と言って、悩める塩田さんのやる気をそいだ。

事務所兼冷蔵庫兼物置場兼休憩所に戻り、一服する。休憩中はドラマの話やら漫画の話で盛り上がる。農家でもドラマ見るんだな、と思った(偏見)。

そんな感じでいろいろと話しているうちに、塩田さんの元気も出てきたので、休憩を終えて草取り再開。

どうせならば一番草が生い茂った場所をやりましょ、ということで草取り後半戦開始!した途端の出来事だった。

草取り後半戦開始!その直後に事件は起きた。

アシナガバチが3、4匹、私たちの周りを飛び回っていた。1匹ならまだしも、ちょっと数が多いと思い一度引き下がる。

少し間を置いて、ハチの姿も見えなくなったし大丈夫だろうと同じ場所に戻り、塩田さんが大きなセイタカアワダチソウを抜いた瞬間に、ぶわっと何匹ものアシナガバチが湧いて出た。

うわっ!と二人同時に怯んだと同時に、痛っ!と塩田さんの声がした。これはやばいと一目散にその場を離れる。

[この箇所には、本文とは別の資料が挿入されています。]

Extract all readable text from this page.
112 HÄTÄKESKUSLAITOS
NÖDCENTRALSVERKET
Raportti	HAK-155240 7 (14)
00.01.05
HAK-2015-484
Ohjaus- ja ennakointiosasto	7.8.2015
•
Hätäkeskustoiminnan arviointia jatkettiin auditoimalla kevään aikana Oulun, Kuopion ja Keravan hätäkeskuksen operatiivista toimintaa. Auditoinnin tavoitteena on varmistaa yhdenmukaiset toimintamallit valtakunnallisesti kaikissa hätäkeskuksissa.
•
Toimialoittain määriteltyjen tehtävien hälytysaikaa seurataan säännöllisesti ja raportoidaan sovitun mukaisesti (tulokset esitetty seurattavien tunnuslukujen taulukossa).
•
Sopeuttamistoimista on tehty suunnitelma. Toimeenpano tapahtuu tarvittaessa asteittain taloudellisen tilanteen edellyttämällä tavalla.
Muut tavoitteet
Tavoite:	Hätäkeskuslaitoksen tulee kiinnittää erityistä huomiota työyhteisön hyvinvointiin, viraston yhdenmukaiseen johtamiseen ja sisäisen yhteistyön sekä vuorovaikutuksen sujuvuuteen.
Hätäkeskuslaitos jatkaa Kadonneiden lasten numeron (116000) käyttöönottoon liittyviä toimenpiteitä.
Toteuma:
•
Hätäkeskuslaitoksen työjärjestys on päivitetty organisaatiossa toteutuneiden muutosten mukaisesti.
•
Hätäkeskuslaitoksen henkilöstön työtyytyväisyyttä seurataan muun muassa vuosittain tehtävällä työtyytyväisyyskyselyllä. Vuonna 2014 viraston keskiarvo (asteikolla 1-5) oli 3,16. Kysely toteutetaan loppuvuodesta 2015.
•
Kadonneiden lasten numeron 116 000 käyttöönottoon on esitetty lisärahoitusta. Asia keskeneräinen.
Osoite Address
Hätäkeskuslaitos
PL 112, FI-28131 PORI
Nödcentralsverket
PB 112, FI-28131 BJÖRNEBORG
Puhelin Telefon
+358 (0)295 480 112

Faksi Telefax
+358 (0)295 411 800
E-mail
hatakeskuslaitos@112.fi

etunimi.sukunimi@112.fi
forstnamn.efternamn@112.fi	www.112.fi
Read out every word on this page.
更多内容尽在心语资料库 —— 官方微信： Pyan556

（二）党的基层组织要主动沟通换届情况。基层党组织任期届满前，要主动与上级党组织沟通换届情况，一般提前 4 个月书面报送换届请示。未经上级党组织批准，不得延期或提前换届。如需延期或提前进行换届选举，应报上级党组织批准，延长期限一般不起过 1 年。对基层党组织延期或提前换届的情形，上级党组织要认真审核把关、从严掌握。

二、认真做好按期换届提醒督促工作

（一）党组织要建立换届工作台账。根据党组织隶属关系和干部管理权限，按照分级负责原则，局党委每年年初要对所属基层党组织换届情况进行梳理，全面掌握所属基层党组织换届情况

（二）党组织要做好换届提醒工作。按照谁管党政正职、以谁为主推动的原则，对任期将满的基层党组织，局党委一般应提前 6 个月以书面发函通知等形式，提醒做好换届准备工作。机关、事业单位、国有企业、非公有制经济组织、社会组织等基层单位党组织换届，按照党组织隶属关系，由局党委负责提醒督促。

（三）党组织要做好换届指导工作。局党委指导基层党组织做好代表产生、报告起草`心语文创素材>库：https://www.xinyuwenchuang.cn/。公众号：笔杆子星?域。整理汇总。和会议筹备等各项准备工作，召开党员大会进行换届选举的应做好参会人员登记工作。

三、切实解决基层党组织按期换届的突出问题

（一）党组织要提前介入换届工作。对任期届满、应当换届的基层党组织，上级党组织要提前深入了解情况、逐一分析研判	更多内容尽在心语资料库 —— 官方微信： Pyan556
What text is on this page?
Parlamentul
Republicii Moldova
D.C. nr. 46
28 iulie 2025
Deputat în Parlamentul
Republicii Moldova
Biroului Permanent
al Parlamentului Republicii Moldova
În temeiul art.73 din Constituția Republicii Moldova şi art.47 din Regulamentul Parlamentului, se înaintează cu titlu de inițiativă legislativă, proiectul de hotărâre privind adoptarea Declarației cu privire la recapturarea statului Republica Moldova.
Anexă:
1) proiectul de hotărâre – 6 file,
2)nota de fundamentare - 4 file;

アシナガバチはそこまで追ってこなかったので私は無事に逃げ切れたが、塩田さんがハチに刺された。

「いてて、生まれて初めてアシナガバチに刺されたわ」

塩田さんの腕を見ると、赤い点があって、そこを中心に少し腫れて膨らんでいた。

「アシナガバチですね、やられましたね。すぐに水で傷口を洗いましょう」

以前に私もアシナガバチに刺されたことがある。レンコン農家に住み込みで働いていた時、干した衣類にアシナガバチが入り込んでいて、服を着た瞬間にグサッとやられた。刺された時はたまらなく痛く、痛みが治まると今度は強烈な痒みがやってきた。

当時の苦い経験を糧に、塩田さんに治療法を教えて……あげられるほどの記憶力は私にはないので、ネットで調べて対応した。

  • 水で刺された場所を洗い、冷やす。
  • アシナガバチは毒を持っているので、傷口を洗う時は毒を絞り出すようにして洗う。
  • 傷口にハチの針が刺さっていれば抜く。
  • 洗い終わったら抗ヒスタミン軟膏、ステロイド軟膏を塗る。
  • アナフィラキシーショックの症状、体調に変化がないか確認。問題あれば救急車を!

「いやー、まったく災難だわー」と顔をゆがめる塩田さん。

そういえば、去年私が来た時は塩田さんのスマホが壊れた日で、一緒に修理に行ったっけ。そして、今年はハチに刺され……え、なに? もしかして私が疫病神?

「いやいや、Kちゃん(私のこと)が刺されなくてよかったよ。しかしどうしてこう、うまくいかないものかねー」

おしゃべりをして元気を取り戻したかに見えた塩田さんだが、ハチに刺されてまた凹んでしまった。そりゃそうだ、苦しい経営状況な上に、ハチに刺されるなんて……今度こそ、かける言葉が見つからない。

いや、待てよ、この状況ってまさに!

「塩田さん、こんな状況で非常に言いにくいのですが、これって……『泣きっ面に蜂』」

「まさにそうだね」と苦笑いを浮かべていた。

 

後日……。

塩田さんにその後のことを聞いてみると。

「ハチに刺された現場を確認してみたら、足元に潰れたハチの巣があってさ。俺が草と一緒に引っこ抜いた後に、更に思いっきり踏みつけていたようで…そりゃ刺されますわね」

青天の霹靂……ついでに、肉を切らせて骨を断つ。転んでもただでは起きない、農家の底力を思い知った。